You can tell the kind of movie “Draft Day” is going to be by the company it keeps. The NFL and ESPN are on board, which means they approve of the story line, which means said story is safe as kittens. And holy cow, is this movie safe. That it manages to still be entertaining is to its great credit, and nearly all of that is because of Kevin Costner. Imagining this movie with anyone besides him in the lead role is unthinkable.
Sonny Weaver Jr. (Costner) is the general manager of the Cleveland Browns, and he’s feeling the heat. It’s the first day of the NFL draft – and only a few months after his father, and legendary Browns head coach, passed away – and Sonny is picking seventh. He’s fine with picking seventh, but the team’s owner, Anthony Molina (Frank Langella), is not. He wants Sonny to make a headline-worthy move, making it clear that it will cost him his job if he doesn’t. Sonny lets that pressure get the best of him by agreeing to trade a king’s ransom to Seattle for the first pick in the draft, much to the dismay of new coach, and Super Bowl winner (just ask him), Penn (Denis Leary). Having the first pick puts Sonny in position to take can’t-miss Wisconsin quarterback and Heisman Trophy winner Bo Callahan (Josh Pence), but as the day progresses, Sonny learns things about Callahan that cause him to question Callahan’s character. Is there a way to take the decision he made to mortgage the team’s future and spin it into something he can be proud of?
Of course there is, and that’s not a spoiler. This a football fairy tale, a film that pretends to portray what life is like within the team compounds while showing impressionable youth the importance of doing the right thing instead of the popular thing. This is admirable, but any movie with such ambitions is inherently limited. Indeed, the most surprising thing in the movie was when Costner dropped a MF bomb in the third act, something that has never been done in a PG-13 movie before. Considering that “Frost/Nixon” earned an R rating for the same offense, it was shocking to hear, and really, it was completely unnecessary. ‘Son of a bitch’ would have worked just fine.
Costner spent a good decade trying to be anyone but Crash Davis, but in the odd moment when he channels Crash, great things happen. (“Bull Durham” fans will laugh out loud when Sonny asks a potential draftee about his hands.) Pity, then, that outside of Sonny, no one has much in the way of character depth. Denis Leary in particular is neutered, and it’s a sad sight to behold.
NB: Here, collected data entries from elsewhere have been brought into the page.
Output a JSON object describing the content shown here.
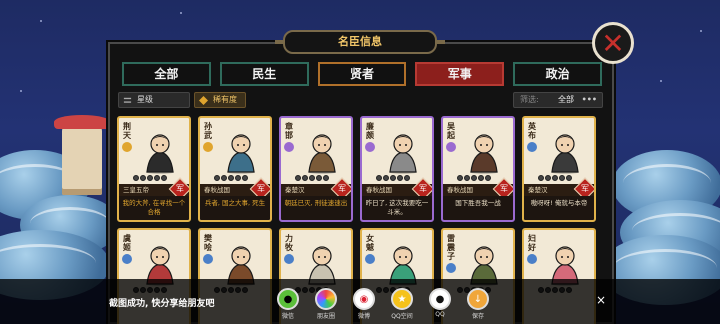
{
  "window": {
    "title": "名臣信息"
  },
  "tabs": [
    {
      "label": "全部"
    },
    {
      "label": "民生"
    },
    {
      "label": "贤者"
    },
    {
      "label": "军事"
    },
    {
      "label": "政治"
    }
  ],
  "filters": {
    "star_label": "星级",
    "rarity_label": "稀有度",
    "filter_label": "筛选:",
    "filter_value": "全部"
  },
  "cards": [
    {
      "name": "荆天",
      "era": "三皇五帝",
      "badge": "军",
      "desc": "我的大斧, 在寻找一个合格",
      "desc_color": "gold",
      "stars": 0
    },
    {
      "name": "孙武",
      "era": "春秋战国",
      "badge": "军",
      "desc": "兵者, 国之大事, 死生",
      "desc_color": "gold",
      "stars": 0
    },
    {
      "name": "章邯",
      "era": "秦楚汉",
      "badge": "军",
      "desc": "朝廷已灭, 刑徒速速出",
      "desc_color": "gold",
      "stars": 0
    },
    {
      "name": "廉颇",
      "era": "春秋战国",
      "badge": "军",
      "desc": "昨日了, 这次我要吃一斗米。",
      "desc_color": "white",
      "stars": 0
    },
    {
      "name": "吴起",
      "era": "春秋战国",
      "badge": "军",
      "desc": "国下胜吾我一战",
      "desc_color": "white",
      "stars": 0
    },
    {
      "name": "英布",
      "era": "秦楚汉",
      "badge": "军",
      "desc": "嗷呀呀! 俺就与本帝",
      "desc_color": "white",
      "stars": 0
    },
    {
      "name": "虞姬",
      "era": "",
      "badge": "",
      "desc": "",
      "desc_color": "gold",
      "stars": 0
    },
    {
      "name": "樊哙",
      "era": "",
      "badge": "",
      "desc": "",
      "desc_color": "gold",
      "stars": 0
    },
    {
      "name": "力牧",
      "era": "",
      "badge": "",
      "desc": "",
      "desc_color": "gold",
      "stars": 0
    },
    {
      "name": "女魃",
      "era": "",
      "badge": "",
      "desc": "",
      "desc_color": "gold",
      "stars": 0
    },
    {
      "name": "雷震子",
      "era": "",
      "badge": "",
      "desc": "",
      "desc_color": "gold",
      "stars": 0
    },
    {
      "name": "妇好",
      "era": "",
      "badge": "",
      "desc": "",
      "desc_color": "gold",
      "stars": 0
    }
  ],
  "share": {
    "text": "截图成功, 快分享给朋友吧",
    "close": "×",
    "buttons": [
      {
        "label": "微信",
        "icon": "wechat-icon"
      },
      {
        "label": "朋友圈",
        "icon": "moments-icon"
      },
      {
        "label": "微博",
        "icon": "weibo-icon"
      },
      {
        "label": "QQ空间",
        "icon": "qzone-icon"
      },
      {
        "label": "QQ",
        "icon": "qq-icon"
      },
      {
        "label": "保存",
        "icon": "save-icon"
      }
    ]
  },
  "colors": {
    "accent_red": "#8c1f1c",
    "gold": "#e0a52e",
    "panel": "#121212"
  }
}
There is a funny bit involving Sonny and Marvin (Kevin Dunn), where Marvin tells leading stories that beg Sonny to ask for more information, but that is as close to chemistry as the movie gets. Even the love affair between Sonny and Ali (Jennifer Garner) is muted. Director Ivan Reitman steps up his game by flexing his technique muscles in a way that we haven’t seen before, showing actors walking through the frames of the characters they’re speaking with by phone. I’m not sure how necessary it is, but it’s a neat trick, especially for a man who’s not known for having any tricks.
It’s easy to look at a movie like “Draft Day” as a cynical attempt to promote the upcoming NFL draft in the form of a feature-length film, and to be honest, we wouldn’t argue. However, Hallmark Movie of the Week characteristics aside, it manages to deliver its feel-good message without cheating any of the characters it clearly doesn’t care about. It is all sorts of predictable, and yet it works.